Narcissism is the pursuit of gratification from vanity or egotistic appreciation of one's own features. The term stemmed from the Greek mythology, where the young Narcissus fell for his own photo reflected in a swimming pool of water.
Narcissism is a concept in psychoanalytic theory, introduced in Sigmund Freud's On Narcissism. The American Psychiatric Association has the classification egotistical character problem in its Diagnostic and Statistical Manual of Mental Disorders (DSM).
Narcissism is also considered a social or cultural problem. It is a consider characteristic theory used in some self-report inventories of individuality such as the Millon Clinical Multiaxial Inventory. It is among the three dark triadic characteristic (the others being psychopathy and Machiavellianism).
Except in the feeling of primary narcissism or healthy and balanced vanity, vanity is often thought about a problem in an individual or group's relationships with self and others. Narcissism is not the very same as egocentrism.
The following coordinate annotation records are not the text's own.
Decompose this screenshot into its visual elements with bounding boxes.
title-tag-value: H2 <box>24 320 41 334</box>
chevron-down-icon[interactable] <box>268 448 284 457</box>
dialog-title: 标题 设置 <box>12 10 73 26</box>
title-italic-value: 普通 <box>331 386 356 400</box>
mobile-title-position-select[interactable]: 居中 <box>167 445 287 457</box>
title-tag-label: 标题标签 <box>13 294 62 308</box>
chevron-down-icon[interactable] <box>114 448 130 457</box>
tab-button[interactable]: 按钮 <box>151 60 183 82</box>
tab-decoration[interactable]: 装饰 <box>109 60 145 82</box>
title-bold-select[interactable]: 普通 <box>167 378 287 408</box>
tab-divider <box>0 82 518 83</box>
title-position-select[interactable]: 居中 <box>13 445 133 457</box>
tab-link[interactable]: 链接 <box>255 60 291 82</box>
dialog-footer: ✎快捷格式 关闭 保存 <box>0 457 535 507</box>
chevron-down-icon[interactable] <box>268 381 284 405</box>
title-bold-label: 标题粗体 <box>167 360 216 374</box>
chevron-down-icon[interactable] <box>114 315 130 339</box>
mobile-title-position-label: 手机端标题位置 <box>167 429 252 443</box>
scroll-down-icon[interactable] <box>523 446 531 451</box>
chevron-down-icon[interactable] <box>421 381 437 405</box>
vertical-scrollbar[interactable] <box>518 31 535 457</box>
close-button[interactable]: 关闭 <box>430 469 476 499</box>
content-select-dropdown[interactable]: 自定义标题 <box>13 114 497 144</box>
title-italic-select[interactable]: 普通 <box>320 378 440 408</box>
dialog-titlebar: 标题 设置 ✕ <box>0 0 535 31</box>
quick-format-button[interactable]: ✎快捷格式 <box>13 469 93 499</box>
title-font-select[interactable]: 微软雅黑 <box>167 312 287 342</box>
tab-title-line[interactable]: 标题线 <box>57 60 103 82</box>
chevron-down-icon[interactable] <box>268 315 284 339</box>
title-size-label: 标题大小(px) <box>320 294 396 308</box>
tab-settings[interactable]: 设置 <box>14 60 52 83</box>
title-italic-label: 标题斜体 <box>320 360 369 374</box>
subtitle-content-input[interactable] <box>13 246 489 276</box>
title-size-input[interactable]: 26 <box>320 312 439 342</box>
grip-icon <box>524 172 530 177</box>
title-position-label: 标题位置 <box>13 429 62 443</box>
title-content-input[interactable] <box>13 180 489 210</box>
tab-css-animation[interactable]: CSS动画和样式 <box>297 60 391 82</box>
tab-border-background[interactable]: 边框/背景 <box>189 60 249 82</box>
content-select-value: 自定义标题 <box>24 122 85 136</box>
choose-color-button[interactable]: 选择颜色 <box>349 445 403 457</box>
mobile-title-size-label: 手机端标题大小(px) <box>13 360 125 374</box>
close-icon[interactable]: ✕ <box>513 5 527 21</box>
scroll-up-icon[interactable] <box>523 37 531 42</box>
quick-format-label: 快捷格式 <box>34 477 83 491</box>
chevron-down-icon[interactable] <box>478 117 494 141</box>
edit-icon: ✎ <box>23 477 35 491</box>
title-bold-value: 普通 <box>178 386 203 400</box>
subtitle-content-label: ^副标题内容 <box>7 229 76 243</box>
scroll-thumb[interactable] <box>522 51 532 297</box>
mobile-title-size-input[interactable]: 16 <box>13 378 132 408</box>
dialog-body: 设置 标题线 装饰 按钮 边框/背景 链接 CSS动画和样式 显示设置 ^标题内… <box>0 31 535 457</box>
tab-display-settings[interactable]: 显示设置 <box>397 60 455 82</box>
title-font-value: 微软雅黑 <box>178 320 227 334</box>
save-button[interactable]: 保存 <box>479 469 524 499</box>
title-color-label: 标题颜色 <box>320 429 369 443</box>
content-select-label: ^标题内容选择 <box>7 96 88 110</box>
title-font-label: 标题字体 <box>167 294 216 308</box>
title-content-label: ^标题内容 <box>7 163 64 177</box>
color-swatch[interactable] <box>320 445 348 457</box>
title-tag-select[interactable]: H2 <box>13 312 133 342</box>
Healthy and balanced vanity concerns a strong feeling of "very own love" securing the human being against illness. Ultimately, nonetheless, the individual need to love the other, "the object love to not become ill." When he is incapable to love the item, the specific becomes ill as a result of the disappointment developed. In pathological narcissism such as the narcissistic character ailment, the person's libido has actually been taken out from things worldwide and produces megalomania. The professional philosophers Kernberg, Kohut and Millon all view pathological vanity as a feasible result in response to unempathic and irregular early childhood communications. They suggested that narcissists attempt to compensate in adult relationships. The medical problem of vanity is, as Freud suggested, a magnified, severe manifestation of healthy vanity.